Und dann will eben Tucholsky auf Biegen und Brechen lustig sein. Das gelingt ihm auch zuweilen. Allerdings weniger im Roman, als vielmehr in der Vorrede zur 50.000sten Auflage. Auch in Beziehung auf den Witz wäre oft weniger mehr gewesen, wie man gern sagt. Wenn jedes Gespräch zwischen den beiden Geliebten zu einem immer anstrengenderen Schlagabtausch aus Ironie, Sarkasmus und ziemlich nerviger Pointenlosigkeit gerät – wobei die Ironie meist so flach ist, daß es zur Wirkung geistiger Beschränktheit der weiblichen Figur durchaus nicht kontrastiert und der Abbruch dieser Gespräche ja immerhin die Leichtigkeit des Reisevergnügens nett sekundiert, aber eben einfach zu oft wiederholt ist – dann ist der Effekt kein anderer als in der Musik dieser Zeit (1912): Eine Dissonanz jagt die andere, ab und zu ein leichter Hauch Erinnerung an romantische Melodiösität, aber im wesentlichen folgt Dissonanz auf Dissonanz. Und wie ich auch im Falle der Musik immer sage: So funktioniert das nicht. Damit Dissonanz wirkt, braucht es den breit ausgewalzten Fall der Konsonanz. Und dann, ja dann darf man sich gern über die Massenverteilung der beiden streiten.

Wie konnte ich es nun verschlafen? Verschlafen ist zuviel gesagt. Das Kanapee, das in meiner kleinen Bibliothek steht, ist ja viel zu kurz, aber nach einer halben Stunde nicke ich dann eben doch weg und wache eine viertel Stunde vor Schluß wieder auf. Da die Qualität der Arbeit (sowohl das Sprecherische als auch das Schriftstellerische zwar handwerklich gut, aber dem Stil nach) nicht mein Ding war, so werde ich die verschlafene Mitte auch nicht nachhören.

Und genauso ging es mir eben schon mit dem Traum eines lächerlichen Menschen. Was für ein blödsinniges Gutmenschengeschwafel über die Rousseauistische Einfältigkeit der Menschen vor der bösen Einzäunung des ersten Stück Landes! Aber man schätzt die Russen eben durchaus falsch ein, wenn man sie als Realisten ansieht, d.h. Autoren, die am Realismus ihre Freude haben. Der Realismus ist immer nur zur Anklage gedacht, zum so soll die Welt nicht sein. Laaangweilig. Tolstoi ist weniger verbissen, eigentlich gar nicht. Turgenjew liegt vielleicht dazwischen.

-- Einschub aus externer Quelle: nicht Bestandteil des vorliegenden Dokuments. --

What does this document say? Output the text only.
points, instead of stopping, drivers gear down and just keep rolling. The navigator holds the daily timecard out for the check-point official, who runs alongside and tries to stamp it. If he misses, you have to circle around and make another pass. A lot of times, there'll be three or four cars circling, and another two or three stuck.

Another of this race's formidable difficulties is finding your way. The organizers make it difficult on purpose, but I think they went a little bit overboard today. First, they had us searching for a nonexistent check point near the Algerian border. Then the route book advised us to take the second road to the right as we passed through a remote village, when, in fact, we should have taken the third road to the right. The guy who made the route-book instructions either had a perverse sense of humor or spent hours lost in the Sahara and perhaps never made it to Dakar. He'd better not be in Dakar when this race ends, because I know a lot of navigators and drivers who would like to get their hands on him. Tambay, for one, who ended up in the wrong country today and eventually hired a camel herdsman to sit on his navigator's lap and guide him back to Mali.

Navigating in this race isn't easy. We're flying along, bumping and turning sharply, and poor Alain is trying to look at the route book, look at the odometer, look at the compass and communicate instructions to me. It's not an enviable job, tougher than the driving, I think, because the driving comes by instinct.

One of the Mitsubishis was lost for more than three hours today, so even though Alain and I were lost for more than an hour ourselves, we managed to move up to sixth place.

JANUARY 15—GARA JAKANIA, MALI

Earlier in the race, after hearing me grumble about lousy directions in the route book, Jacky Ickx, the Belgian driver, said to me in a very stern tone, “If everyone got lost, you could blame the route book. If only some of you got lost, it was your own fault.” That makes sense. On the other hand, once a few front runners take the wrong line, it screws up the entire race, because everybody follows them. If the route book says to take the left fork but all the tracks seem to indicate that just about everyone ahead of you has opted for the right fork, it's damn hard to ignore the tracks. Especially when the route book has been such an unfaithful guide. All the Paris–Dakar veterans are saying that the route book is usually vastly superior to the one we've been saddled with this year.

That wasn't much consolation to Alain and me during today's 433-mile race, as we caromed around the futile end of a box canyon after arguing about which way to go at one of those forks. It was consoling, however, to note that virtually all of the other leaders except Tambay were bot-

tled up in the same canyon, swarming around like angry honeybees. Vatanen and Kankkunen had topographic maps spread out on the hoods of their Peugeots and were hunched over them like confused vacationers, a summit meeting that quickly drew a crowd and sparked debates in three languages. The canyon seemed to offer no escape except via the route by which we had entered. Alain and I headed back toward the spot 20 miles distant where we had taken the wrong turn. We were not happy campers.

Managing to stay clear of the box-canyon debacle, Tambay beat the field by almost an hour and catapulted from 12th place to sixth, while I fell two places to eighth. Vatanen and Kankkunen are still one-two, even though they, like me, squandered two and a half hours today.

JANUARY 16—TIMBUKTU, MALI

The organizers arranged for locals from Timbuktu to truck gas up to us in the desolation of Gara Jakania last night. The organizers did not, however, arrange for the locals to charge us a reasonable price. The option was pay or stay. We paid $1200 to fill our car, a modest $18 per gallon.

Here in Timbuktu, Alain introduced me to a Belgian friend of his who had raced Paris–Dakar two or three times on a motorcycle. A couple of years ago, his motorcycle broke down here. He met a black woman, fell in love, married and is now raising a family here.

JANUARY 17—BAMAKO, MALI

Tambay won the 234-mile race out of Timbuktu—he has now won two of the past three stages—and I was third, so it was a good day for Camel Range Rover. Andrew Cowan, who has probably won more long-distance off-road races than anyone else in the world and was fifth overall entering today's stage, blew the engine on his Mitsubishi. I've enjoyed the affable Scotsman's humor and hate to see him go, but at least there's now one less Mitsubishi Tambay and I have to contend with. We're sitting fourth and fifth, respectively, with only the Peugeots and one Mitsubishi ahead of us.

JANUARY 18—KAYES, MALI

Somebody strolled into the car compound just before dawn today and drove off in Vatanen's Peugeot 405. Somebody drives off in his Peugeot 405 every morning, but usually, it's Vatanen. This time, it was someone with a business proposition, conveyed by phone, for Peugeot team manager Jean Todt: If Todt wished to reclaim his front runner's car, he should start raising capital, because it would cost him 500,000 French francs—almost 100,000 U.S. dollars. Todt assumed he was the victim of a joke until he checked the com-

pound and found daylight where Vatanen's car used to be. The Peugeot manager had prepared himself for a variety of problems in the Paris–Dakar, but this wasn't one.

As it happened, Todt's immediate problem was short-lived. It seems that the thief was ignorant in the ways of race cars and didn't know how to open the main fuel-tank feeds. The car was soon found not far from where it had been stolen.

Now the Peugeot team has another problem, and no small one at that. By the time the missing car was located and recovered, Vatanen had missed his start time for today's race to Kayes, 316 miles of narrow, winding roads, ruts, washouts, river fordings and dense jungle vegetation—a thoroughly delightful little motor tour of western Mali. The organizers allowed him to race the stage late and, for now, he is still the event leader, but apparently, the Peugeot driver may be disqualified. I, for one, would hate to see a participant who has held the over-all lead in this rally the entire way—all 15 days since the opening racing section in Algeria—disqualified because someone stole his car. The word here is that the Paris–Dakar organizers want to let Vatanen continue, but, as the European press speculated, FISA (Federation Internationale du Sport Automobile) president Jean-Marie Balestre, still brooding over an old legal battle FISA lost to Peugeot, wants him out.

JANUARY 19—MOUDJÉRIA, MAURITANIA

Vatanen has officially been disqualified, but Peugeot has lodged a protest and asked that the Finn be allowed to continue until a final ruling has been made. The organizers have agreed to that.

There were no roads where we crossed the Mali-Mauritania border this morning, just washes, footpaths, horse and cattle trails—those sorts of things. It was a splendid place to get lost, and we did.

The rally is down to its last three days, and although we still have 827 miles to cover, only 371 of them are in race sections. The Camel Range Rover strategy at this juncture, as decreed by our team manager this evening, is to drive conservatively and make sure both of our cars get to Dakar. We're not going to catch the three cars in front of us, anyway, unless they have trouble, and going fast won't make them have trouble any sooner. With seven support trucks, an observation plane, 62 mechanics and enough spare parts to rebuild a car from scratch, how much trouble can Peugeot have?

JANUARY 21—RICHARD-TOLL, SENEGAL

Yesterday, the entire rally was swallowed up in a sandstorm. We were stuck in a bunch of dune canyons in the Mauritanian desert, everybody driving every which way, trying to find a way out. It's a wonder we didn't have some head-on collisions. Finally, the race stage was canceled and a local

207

Nun hat unser Musikus, als ich ihm davon erzählte, den wirklich schönen Gedanken geäußert, daß dieser Traum ja eben der Traum eines lächerlichen Menschen sei und insofern als Anklage gegen dergleichen Illusionen gelesen werden könne. Dieser Gedanke ist für klar denkende Menschen natürlich verlockend, aber ich zweifle, ob er auch nur den Hauch einer Chance hat, die richtige Interpretation zu sein. Es scheint eher die Haltung des Weltverbesserers, der damit kokettiert nur einem Traum nachzuhängen, dann aber gleichwohl mit bösartiger Verbissenheit und ohne Rücksicht auf Verluste diesen den Menschen aufoktroyieren will. Sie kennen das. Mögen sie alle schrecklich scheitern. Auf daß das schöne Leben erhalten bleibe, wenigstens das, was davon noch übrig ist. Genießen Sie den Frühling!